题目: 新药时代200例B细胞慢性淋巴增殖性疾病患者的临床特征及预后.
目的: 探讨新药治疗时代B细胞慢性淋巴增殖性疾病(B-CLPD)患者初诊时的临床特征及新药治疗对疗效和生存的影响.
方法: 回顾性分析2015年4月至2021年8月间就诊的200例B-CLPD患者的临床和实验室特征,分析在含布鲁顿酪氨酸激酶(BTK)抑制剂、以利妥昔单抗为基础的免疫治疗及单纯化疗等不同治疗方案下患者的临床疗效和生存情况。并行单因素分析和多因素分析影响患者生存的预后因素.

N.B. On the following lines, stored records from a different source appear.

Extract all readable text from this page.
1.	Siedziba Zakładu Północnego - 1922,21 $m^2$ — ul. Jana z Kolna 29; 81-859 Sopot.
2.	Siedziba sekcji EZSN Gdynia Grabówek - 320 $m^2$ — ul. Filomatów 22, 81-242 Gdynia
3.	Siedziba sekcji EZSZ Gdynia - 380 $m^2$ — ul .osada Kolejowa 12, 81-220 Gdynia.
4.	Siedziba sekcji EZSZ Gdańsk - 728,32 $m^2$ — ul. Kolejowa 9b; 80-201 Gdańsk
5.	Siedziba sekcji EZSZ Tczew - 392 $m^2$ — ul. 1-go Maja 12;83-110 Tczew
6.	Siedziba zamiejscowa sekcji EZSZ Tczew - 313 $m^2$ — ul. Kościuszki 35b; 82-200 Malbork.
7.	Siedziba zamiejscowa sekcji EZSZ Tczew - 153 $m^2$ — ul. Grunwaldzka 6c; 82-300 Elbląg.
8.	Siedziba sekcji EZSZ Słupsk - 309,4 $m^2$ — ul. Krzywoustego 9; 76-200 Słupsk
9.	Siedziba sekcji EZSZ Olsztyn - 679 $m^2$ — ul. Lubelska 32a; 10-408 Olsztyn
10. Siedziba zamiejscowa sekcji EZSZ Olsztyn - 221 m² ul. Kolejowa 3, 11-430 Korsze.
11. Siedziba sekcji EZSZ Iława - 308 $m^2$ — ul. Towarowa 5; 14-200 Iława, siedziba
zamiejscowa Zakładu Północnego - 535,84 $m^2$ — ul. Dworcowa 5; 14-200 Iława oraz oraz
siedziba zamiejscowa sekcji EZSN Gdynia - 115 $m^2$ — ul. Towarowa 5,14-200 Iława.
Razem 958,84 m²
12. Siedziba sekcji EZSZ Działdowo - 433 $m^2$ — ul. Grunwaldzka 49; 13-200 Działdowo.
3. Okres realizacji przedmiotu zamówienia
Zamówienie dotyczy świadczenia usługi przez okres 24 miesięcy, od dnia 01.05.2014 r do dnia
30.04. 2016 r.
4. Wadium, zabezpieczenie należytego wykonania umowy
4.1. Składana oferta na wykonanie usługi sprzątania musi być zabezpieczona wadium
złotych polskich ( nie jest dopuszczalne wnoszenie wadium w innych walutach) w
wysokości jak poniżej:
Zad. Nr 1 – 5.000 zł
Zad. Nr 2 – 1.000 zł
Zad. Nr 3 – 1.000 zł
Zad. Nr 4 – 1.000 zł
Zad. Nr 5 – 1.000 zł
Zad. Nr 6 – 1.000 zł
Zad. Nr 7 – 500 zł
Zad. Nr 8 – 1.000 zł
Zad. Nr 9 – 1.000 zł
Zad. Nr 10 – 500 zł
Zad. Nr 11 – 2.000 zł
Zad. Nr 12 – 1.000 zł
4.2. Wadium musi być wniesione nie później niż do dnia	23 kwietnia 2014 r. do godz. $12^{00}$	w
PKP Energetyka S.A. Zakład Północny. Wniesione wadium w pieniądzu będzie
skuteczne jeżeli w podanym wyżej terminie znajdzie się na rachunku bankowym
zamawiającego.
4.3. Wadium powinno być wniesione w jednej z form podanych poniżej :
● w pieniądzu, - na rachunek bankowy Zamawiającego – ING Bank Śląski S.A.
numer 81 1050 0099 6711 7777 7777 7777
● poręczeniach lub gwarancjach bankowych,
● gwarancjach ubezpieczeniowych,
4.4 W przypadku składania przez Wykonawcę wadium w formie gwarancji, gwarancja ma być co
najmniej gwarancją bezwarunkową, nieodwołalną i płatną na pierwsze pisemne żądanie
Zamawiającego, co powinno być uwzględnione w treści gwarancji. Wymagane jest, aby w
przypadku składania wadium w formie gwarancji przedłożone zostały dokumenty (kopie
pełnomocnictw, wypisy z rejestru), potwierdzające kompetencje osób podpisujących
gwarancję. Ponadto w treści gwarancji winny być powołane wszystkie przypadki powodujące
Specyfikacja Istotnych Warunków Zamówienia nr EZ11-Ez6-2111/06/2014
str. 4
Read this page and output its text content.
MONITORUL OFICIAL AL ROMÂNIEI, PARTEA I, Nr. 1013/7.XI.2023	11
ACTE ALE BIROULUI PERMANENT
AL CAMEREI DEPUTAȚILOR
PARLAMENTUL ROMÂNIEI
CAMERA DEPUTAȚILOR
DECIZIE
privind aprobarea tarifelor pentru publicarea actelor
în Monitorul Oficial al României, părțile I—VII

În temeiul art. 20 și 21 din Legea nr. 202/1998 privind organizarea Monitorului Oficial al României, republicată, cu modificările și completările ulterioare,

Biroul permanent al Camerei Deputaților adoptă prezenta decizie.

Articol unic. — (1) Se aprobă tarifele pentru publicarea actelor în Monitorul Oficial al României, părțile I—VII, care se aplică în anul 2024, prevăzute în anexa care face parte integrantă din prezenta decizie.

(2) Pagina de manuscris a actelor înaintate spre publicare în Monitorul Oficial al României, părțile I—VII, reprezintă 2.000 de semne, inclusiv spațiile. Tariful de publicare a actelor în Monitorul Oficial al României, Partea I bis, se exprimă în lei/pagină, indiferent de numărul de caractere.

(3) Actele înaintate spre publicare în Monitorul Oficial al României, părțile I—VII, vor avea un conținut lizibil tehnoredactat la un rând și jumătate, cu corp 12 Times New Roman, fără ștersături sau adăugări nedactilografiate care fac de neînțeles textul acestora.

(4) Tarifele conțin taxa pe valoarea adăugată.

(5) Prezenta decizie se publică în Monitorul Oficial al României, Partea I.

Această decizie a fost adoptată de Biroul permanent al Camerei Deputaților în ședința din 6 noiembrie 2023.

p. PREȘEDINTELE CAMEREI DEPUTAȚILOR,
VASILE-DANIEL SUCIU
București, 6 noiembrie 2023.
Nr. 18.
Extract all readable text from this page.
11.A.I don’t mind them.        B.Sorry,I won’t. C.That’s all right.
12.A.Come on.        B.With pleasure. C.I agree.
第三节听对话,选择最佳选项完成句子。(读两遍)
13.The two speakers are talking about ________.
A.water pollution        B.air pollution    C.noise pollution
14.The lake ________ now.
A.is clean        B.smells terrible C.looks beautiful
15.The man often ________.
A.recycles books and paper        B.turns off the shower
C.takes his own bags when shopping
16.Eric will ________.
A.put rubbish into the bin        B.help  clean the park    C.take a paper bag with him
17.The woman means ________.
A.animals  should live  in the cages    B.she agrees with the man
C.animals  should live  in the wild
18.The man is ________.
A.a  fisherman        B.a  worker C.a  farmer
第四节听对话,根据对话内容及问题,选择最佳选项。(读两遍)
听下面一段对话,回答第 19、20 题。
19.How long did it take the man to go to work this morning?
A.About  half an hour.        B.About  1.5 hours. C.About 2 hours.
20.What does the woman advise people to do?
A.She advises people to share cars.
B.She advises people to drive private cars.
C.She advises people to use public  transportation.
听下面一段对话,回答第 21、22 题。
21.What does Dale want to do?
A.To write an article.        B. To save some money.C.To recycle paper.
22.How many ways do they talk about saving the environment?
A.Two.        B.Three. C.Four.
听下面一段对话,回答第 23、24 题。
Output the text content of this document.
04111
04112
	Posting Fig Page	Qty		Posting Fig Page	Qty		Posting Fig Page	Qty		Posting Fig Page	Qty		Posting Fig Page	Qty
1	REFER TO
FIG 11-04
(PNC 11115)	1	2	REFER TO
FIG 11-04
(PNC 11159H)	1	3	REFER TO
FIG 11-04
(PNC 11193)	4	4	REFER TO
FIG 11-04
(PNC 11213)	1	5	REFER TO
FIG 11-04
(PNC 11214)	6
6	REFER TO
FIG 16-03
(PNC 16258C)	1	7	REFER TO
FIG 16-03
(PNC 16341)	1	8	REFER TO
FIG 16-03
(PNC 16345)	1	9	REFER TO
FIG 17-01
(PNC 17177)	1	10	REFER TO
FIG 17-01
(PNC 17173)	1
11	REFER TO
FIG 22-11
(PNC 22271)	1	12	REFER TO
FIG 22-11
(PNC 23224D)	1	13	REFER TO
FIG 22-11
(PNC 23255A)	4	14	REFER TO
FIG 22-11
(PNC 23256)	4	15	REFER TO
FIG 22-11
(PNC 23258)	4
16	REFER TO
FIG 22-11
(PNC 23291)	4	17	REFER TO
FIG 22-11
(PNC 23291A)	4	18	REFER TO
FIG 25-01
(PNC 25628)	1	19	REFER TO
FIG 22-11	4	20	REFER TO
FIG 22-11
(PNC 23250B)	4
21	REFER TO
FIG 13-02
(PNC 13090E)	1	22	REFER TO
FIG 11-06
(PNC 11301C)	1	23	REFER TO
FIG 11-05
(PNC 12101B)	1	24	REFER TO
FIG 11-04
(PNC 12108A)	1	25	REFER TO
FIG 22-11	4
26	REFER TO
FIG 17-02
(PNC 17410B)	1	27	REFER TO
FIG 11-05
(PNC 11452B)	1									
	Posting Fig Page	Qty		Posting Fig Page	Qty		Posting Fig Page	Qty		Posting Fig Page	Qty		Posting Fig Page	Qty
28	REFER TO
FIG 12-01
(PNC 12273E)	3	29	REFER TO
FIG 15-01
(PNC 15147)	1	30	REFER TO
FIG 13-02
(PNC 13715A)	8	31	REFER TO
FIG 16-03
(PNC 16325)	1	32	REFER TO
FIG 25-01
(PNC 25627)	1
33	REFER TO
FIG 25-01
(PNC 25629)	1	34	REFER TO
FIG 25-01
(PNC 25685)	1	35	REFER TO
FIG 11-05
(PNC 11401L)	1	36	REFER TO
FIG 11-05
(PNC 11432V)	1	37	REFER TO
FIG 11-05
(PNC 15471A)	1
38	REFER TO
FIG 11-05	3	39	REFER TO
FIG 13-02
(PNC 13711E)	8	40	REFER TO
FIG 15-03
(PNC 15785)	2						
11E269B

结果: 200例患者中男性119例(59.5%),女性81例(40.5%),男女比例约1.5∶1,中位确诊年龄61(30-91)岁。200例患者亚型分布为CLL/SLL 51例(25.5%),FL 64例(32.0%),MCL 40例(20.0%),MZL 30例(15.0%),LPL/WM 10例(5%),B-CLPD-U 5例(2.5%)。102例(51.0%)患者以淋巴结肿大为主要临床表现,32例(16.0%)患者合并有B症状。CLL/SLL患者中Binet A期12例(23.5%)、Binet B/C期39例(76.5%),其他亚型患者Ann Arbor或Lugano分期I-II期29例(20.9%),Ⅲ-Ⅳ期110例(79.1%)。58例接受含BTK抑制剂治疗的患者有43.1%(25/58)获得CR,ORR为87.9%(51/58),97例以利妥昔单抗为基础治疗的患者有40.2%(39/97)获得CR,ORR为62.9%(61/97),14例接受单纯化疗的患者仅7.1%(1/14)获得CR,ORR为28.6%(4/14)。所有患者3年OS率和PFS率分别为79.2%和72.4%。MZL、CLL/SLL、FL、WM患者的3年OS率分别为94.7%、87.7%、86.8%和83.3%,而MCL患者的3年OS率仅为40.6%,明显低于上述其他亚型(P<0.05)。含BTK抑制剂治疗的患者中位OS为20.5个月,3年OS率为97.4%,以利妥昔单抗为基础治疗的患者中位OS为18.5个月,3年OS率为90.7%;单纯化疗的患者中位PFS为4个月,1年OS率为52.7%,单纯化疗组的PFS、OS与前两组比较差异有统计学意义(P<0.05)。单因素分析结果显示,合并贫血、乳酸脱氢酶升高、β2-微球蛋白升高、存在脾脏肿大对OS有显著影响(P<0.05),乳酸脱氢酶升高对PFS有显著影响(P<0.05);多因素分析结果显示,合并贫血(P<0.05)和乳酸脱氢酶升高(P<0.05)是患者生存的独立预后不良因素.
结论: B-CLPD是一类临床异质性较大的疾病,合并贫血和乳酸脱氢酶升高是评估患者生存不良的预后因素,新药时代BTK抑制剂和新型免疫治疗可以改善患者的生存和预后.
Keywords: B cell chronic lymphoproliferative disorders; BTK inhibitor; clinical features; prognosis.